Worldwide resistance notwithstanding, the booming Chinese market has become the most attractive destination for global semiconductor suppliers, while the nation's drive to become self-sufficient continues to gather steam. There will be more new 12-inch chip plants coming online in China than anywhere else, according to Semiconductor Equipment and Materials International, a global industry association that hosts the Semicon China conference. Of the more than 60 advanced, 12-inch chip facilities being planned or constructed globally from now to 2020, 26 will be located in China.

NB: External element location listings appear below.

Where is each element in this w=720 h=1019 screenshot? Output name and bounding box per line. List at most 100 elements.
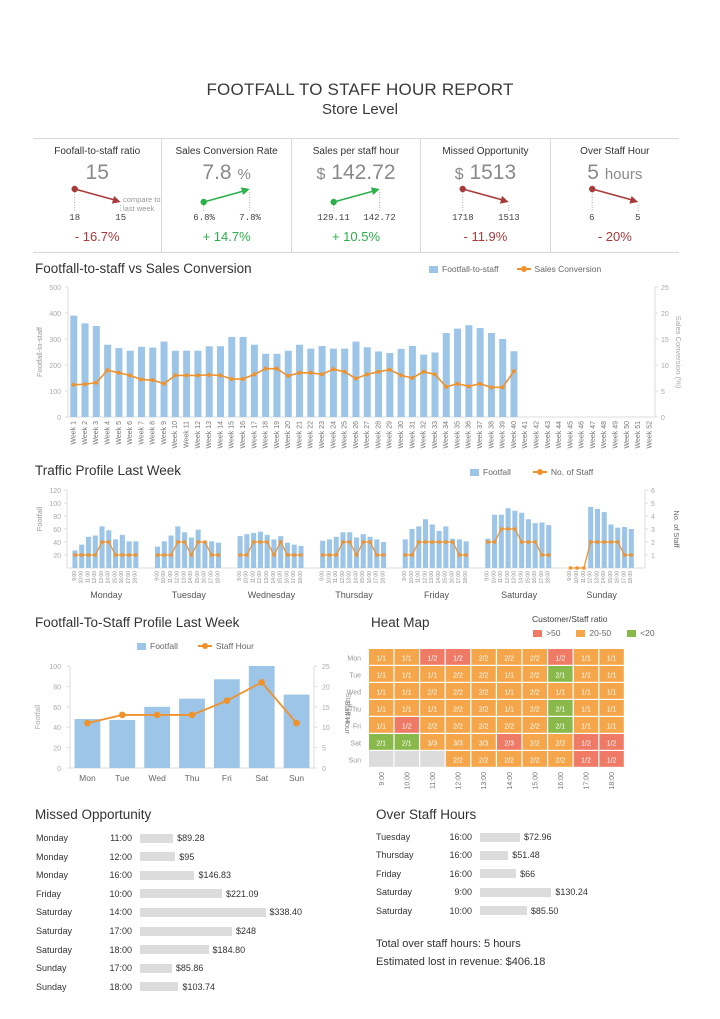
bar (360, 534, 366, 568)
bar (465, 325, 473, 417)
list-time: 16:00 (449, 832, 472, 842)
y-axis-title: Staff Hour (344, 693, 351, 725)
x-tick-label: Week 9 (161, 421, 168, 445)
kpi-card-footfall-ratio: Foofall-to-staff ratio 15 18 15 - 16.7% compa… (33, 139, 163, 252)
list-item: Monday 16:00 $146.83 (36, 869, 231, 881)
heat-cell (548, 751, 573, 767)
line-point (116, 370, 121, 375)
legend-label-footfall: Footfall (150, 641, 178, 651)
y-tick-label: 0 (57, 415, 61, 422)
heat-cell (369, 666, 394, 682)
y-tick-label: 100 (49, 664, 61, 671)
heat-cell (497, 751, 522, 767)
line-point (155, 553, 160, 557)
x-tick-label: 14:00 (353, 571, 359, 584)
x-tick-label: Week 14 (217, 421, 224, 449)
list-item: Saturday 10:00 $85.50 (376, 905, 558, 917)
line-point (513, 527, 517, 531)
y2-tick-label: 2 (651, 540, 655, 547)
heat-cell (471, 734, 496, 750)
cell-label: 1/1 (607, 689, 617, 696)
line-point (71, 382, 76, 387)
heat-cell (548, 649, 573, 665)
heat-cell (445, 700, 471, 716)
cell-label: 1/2 (581, 740, 591, 747)
line-point (399, 373, 404, 378)
list-time: 18:00 (109, 944, 132, 955)
x-tick-label: 16:00 (284, 571, 290, 584)
bar (183, 350, 191, 417)
cell-label: 3/3 (428, 740, 438, 747)
line-point (86, 553, 91, 557)
bar (601, 512, 607, 568)
staff-line (322, 541, 384, 557)
bar (539, 522, 545, 568)
col-label: 16:00 (558, 772, 565, 790)
line-point (526, 540, 531, 544)
list-bar (480, 850, 509, 860)
x-tick-label: 15:00 (525, 571, 531, 584)
x-tick-label: Week 46 (579, 421, 586, 449)
line-point (229, 377, 234, 382)
cell-label: 1/1 (376, 672, 386, 679)
profile-chart: 0 20 40 60 80 100 0 5 10 15 20 25 Footfall Staff Hour… (33, 664, 352, 783)
y-tick-label: 60 (53, 705, 61, 712)
line-point (162, 553, 166, 557)
line-point (238, 553, 242, 557)
arrow-head-icon (370, 187, 380, 196)
x-tick-label: 13:00 (512, 571, 518, 584)
trend-down-arrow-icon (71, 185, 122, 211)
cell-label: 2/2 (530, 740, 540, 747)
x-tick-label: Week 34 (443, 421, 450, 449)
bar (194, 350, 202, 417)
list-day: Tuesday (376, 832, 411, 842)
x-tick-label: 18:00 (215, 571, 221, 584)
line-point (387, 367, 392, 372)
x-tick-label: Week 38 (488, 421, 495, 449)
list-value: $130.24 (555, 887, 588, 898)
x-tick-label: 18:00 (298, 571, 304, 584)
x-tick-label: Week 26 (353, 421, 360, 449)
heat-cell (445, 717, 471, 733)
line-point (451, 540, 455, 544)
cell-label: 2/1 (556, 706, 566, 713)
list-item: Monday 11:00 $89.28 (36, 832, 205, 844)
kpi-number: 5 (587, 161, 599, 184)
line-point (568, 566, 572, 570)
traffic-chart: 20 40 60 80 100 120 1 2 3 4 5 6 Footfall No. of Staff… (35, 488, 681, 600)
kpi-unit: hours (604, 166, 643, 183)
arrow-head-icon (500, 195, 509, 204)
x-tick-label: 16:00 (367, 571, 373, 584)
list-item: Saturday 9:00 $130.24 (376, 886, 588, 898)
y2-axis-title: Sales Conversion (%) (674, 316, 683, 389)
line-point (94, 380, 99, 385)
list-bar (140, 852, 176, 862)
x-tick-label: 16:00 (119, 571, 125, 584)
y-tick-label: 20 (53, 746, 61, 753)
list-day: Sunday (36, 963, 67, 974)
heat-cell (548, 700, 573, 716)
legend-label-sales-conversion: Sales Conversion (534, 264, 602, 274)
staff-line (570, 541, 632, 569)
heat-cell (573, 649, 599, 665)
heat-cell (522, 649, 547, 665)
list-day: Saturday (36, 944, 73, 955)
list-value: $85.50 (530, 905, 559, 916)
list-day: Monday (36, 833, 69, 843)
heat-cell (573, 734, 599, 750)
line-point (547, 553, 551, 557)
y-tick-label: 40 (53, 540, 61, 547)
y2-tick-label: 20 (322, 684, 330, 691)
list-time: 12:00 (109, 851, 132, 862)
x-tick-label: Week 44 (556, 421, 563, 449)
bar (375, 351, 383, 417)
cell-label: 2/2 (479, 672, 489, 679)
x-tick-label: Week 45 (567, 421, 574, 449)
staff-line (74, 541, 136, 556)
bar (363, 347, 371, 417)
heat-cell (497, 649, 522, 665)
line-point (196, 540, 200, 544)
list-day: Friday (36, 888, 62, 899)
bar (431, 352, 439, 417)
cell-label: 2/2 (556, 757, 566, 764)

Some are domestically owned while others belong to foreign companies.

A number of high-profile projects include three new plants by SMIC, Huali Microelectronics and Taiwan's TSMC along with two memory chip factories by Tsinghua Unigroup. "It's inevitable that China will grow its chip sector as it aims to fulfill the massive market and fit its own needs," said Chu Lung, president of SEMI China.

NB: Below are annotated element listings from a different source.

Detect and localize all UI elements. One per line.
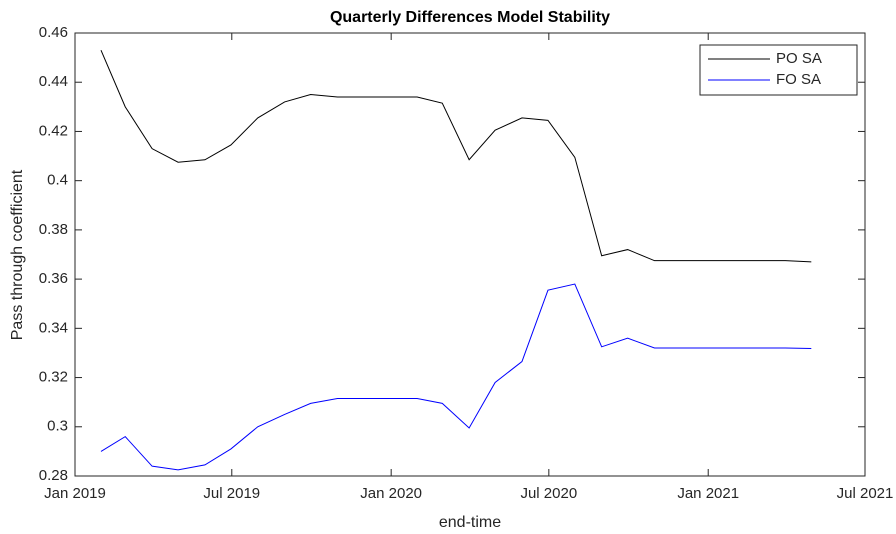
y-axis-label: Pass through coefficient: [9, 169, 26, 340]
legend-label: FO SA: [776, 71, 821, 88]
x-tick-label: Jan 2019: [44, 485, 106, 502]
x-tick-label: Jul 2020: [520, 485, 577, 502]
legend-label: PO SA: [776, 50, 822, 67]
y-tick-label: 0.46: [39, 24, 68, 41]
x-tick-label: Jul 2019: [203, 485, 260, 502]
y-tick-label: 0.38: [39, 221, 68, 238]
series-line: [100, 283, 812, 471]
y-tick-label: 0.28: [39, 467, 68, 484]
x-tick-label: Jan 2021: [677, 485, 739, 502]
plot-frame: [74, 32, 866, 477]
x-axis-label: end-time: [439, 514, 501, 531]
series-line: [100, 50, 812, 263]
y-tick-label: 0.34: [39, 319, 68, 336]
legend-box: [699, 44, 858, 96]
y-tick-label: 0.42: [39, 122, 68, 139]
y-tick-label: 0.44: [39, 73, 68, 90]
y-tick-label: 0.32: [39, 369, 68, 386]
chart-title: Quarterly Differences Model Stability: [330, 9, 610, 26]
x-tick-label: Jul 2021: [837, 485, 894, 502]
y-tick-label: 0.4: [47, 172, 68, 189]
x-tick-label: Jan 2020: [360, 485, 422, 502]
y-tick-label: 0.36: [39, 270, 68, 287]
y-tick-label: 0.3: [47, 418, 68, 435]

At the end of 2016, there were around 100 advanced chip facilities across the globe with Chinese owning less than five. "Our Chinese customers' plans are very aggressive," President and Chief Executive Peter Wennink of ASML, the biggest European semiconductor equipment maker, told Nikkei Asian Review on March 14. "The growth rate in China is faster than the rest of the world."

Chinese officials and executives recognize the resistance the country faces in acquiring foreign chip technologies. (Photo by Cheng Ting-fang)

In 2016, China's chip industry grew more than 20%, according to China Semiconductor Industry Association, while research firm Gartner said that globally the industry only grew about 1.5%. However, almost all Chinese local chip experts warned that some frenetic but irrational investment in the sector could lead to oversupply in the future.

"We are not worried about explosive capacity growth in the coming years as there is need and the Chinese market is very big," said Wei Shaojun, professor and director of the Institute of Microelectronics at China's Tsinghua University.

"However, we do have serious concertsns that some companies simply invest to build uncompetitive plants that could later lead to a supply glut," Wei said.

Wei said the nation should consolidate resources, attract more international specialists, and inject more funds into research and development in order to become competitive in the long term.